A. S. ANAND, V. N. KHARE

ACT:

HEADNOTE:

WITH C.A.Nos. 9401-9428/96, 4595/97, 1998/97 and S.L.P.(C) No 4185/97.)

V.N. KHARE, J.

This group of civil appeals by grant of special leave, and Special Leave Petition which pertain to enhancement of compensation for the acquired land, is directed against the judgment and order dated 22nd February, 1995 passed by the High Court of Delhi. Since common facts and law are involved, all the appeals and special leave petition are being disposed of by a common judgment.

A Notification under Section 4 of the Land Acquisition Act (for short "the Act") was issued on 27.01.1984 prosposing to acquire land of the appellants as well as of other in Village Palam, Delhi for the purpose of planned developed of Delhi. This was followed by a declaration under Section 6 of the Act. For the purpose of awarding compensation in respect of the acquired land, the Land Acquisition Officer (collector) divided the land, which is the subject matter of acquisition, in three blocks, namely, "A" "B" and "C", By an award, the Land Acquisition Officer fixed compensation in respect of the land acquired as Rs. 8,400 per bigha for block "A", Rs. 6,000 per bigha for block "B" and Rs.3,000 per bigha for block "C.

Being dissatisfied with the award, the claimants/appellants preferred references under Section 18 of the Act, contending that the land in question could bot be valued at less than Rs. 300 per square yard on the State of the notification issued under Section 4 of the Act, being situated near the Indira Gandhi International Airport and Palam Airport, and also surrounded by residential colonies of Janakpuri and Vikaspuri and by Delhi Cantonment. The Additional District Judge, Delhi assessed the market value of the land, for the purposes of compensation, @ Rs.36,400 per bigha uniformly. Aggrieved by the same, the claimants preferred regular appeals before the High Court of Delhi.

The High Court disposed of the appeals in terms of the earlier decision dated 3.2.1995 rendered in RFA No.710/90.

The High Court held that marked value of the acquired land on the date of the notification was Rs. 47.224 per bigha and that in addition to the said market value, the appellants are also entitled to an amount calculated @ 12% per annum of the market value for the period commencing from the date of publication of the notification under Section 4(i) of the Act to the date of taking possession of the land, besides solatium @ 30% as also interest @ 9% per annum till the date of deposit of enhanced amount of compensation awarded by the Additional District Judge.
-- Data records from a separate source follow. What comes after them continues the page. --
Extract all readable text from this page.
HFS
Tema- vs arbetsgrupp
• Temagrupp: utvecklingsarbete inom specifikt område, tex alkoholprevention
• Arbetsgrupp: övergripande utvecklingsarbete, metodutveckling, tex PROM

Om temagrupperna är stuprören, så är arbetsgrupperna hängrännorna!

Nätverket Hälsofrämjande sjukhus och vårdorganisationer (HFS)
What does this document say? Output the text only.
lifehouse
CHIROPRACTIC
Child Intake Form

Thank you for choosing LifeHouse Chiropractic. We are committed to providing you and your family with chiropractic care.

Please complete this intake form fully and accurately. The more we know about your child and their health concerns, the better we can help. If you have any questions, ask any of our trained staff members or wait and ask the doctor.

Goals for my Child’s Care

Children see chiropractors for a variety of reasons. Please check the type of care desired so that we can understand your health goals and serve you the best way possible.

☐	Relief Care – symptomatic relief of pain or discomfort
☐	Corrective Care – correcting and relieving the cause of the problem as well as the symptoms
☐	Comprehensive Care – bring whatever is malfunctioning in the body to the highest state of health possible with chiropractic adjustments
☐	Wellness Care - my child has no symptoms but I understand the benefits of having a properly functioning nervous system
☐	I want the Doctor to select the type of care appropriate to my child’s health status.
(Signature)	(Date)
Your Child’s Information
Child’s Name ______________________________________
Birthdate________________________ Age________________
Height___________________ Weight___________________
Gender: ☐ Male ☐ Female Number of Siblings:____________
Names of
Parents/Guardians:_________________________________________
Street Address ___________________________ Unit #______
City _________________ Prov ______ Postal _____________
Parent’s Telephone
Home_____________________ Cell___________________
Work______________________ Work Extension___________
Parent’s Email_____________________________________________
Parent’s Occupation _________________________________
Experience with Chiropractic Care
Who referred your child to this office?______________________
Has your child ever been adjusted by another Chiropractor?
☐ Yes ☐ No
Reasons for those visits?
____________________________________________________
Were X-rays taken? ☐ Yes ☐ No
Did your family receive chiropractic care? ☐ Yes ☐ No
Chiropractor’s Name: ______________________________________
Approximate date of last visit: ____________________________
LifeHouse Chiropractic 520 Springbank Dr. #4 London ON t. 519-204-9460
The claimants/appellants not being satisfied with the said judgment of the High Court, have come up before this Court by filing separate Special Leave Petitions.

Learned Counsel for the appellants urged that the courts below erroneously rejected Ex.A.W. 1/7 to Ex.A.W.1/10 while determining the market value of the land acquired. In short, the argument is that the market value of the claimant's land ought to have been determined on the basis of Ex.A.W.1/7 to Ex. A.W.1/10 which related to the sale transactions of the land between 20.10.1981 and 29.9.1982.

The highest sale consideration shown in the Exhibits referred to above, is Rs. 1,34,666 per bigha. These evidences were excluded y the courts below while arriving at the market value of the appellants' acquired land. The High Court fixed the market value of the acquired land relying upon Ex.A.W.1/1 to Ex.A.W.1/6 wherein sale consideration for the land was Rs.56,470 per bigha. The sale deeds covered by the said exhibits relate to the period between October 1981 and September 1982. The reasoning given by the High Court in excluding Ex.A.W.1/7 to Ex.A.W.1/10 for purposes of assessing the market value of acquired land was that, it was not sufficiently explained by the claimants as to how the price of the land in question has jumped from Rs. 56, 470/- per bigha to Rs. 1,34,666 per bigha within a short span of time.

We have looked into the record and found that there is no explanation whatsoever for such a sharp increase in price of land in such a short time. The rise in price is more than 100 per cent within a very short period which is not the usual prevailing trend in rise of prices in the area where the acquired land is situated. The Court below found that sale consideration shown in Ext. A. W. 1/1 to Ext. A.W. 1/6 is more realistic and therefore relied those instances for assessing the market value of disputed land.

In the absence of any such explanation, we feel that the High Court was justified in rejecting Ex.A.W.1/7 to Ex.A.W.1/10 while assessing the market value of the claimants' acquired land. The judgment of the High Court is neither perverse nor illegal and does not call for any interference, since it is based on correct appreciation of the evidence on the record and proper application of law to the established facts. The appeals and the special leave petition are accordingly dismissed with no order as to costs.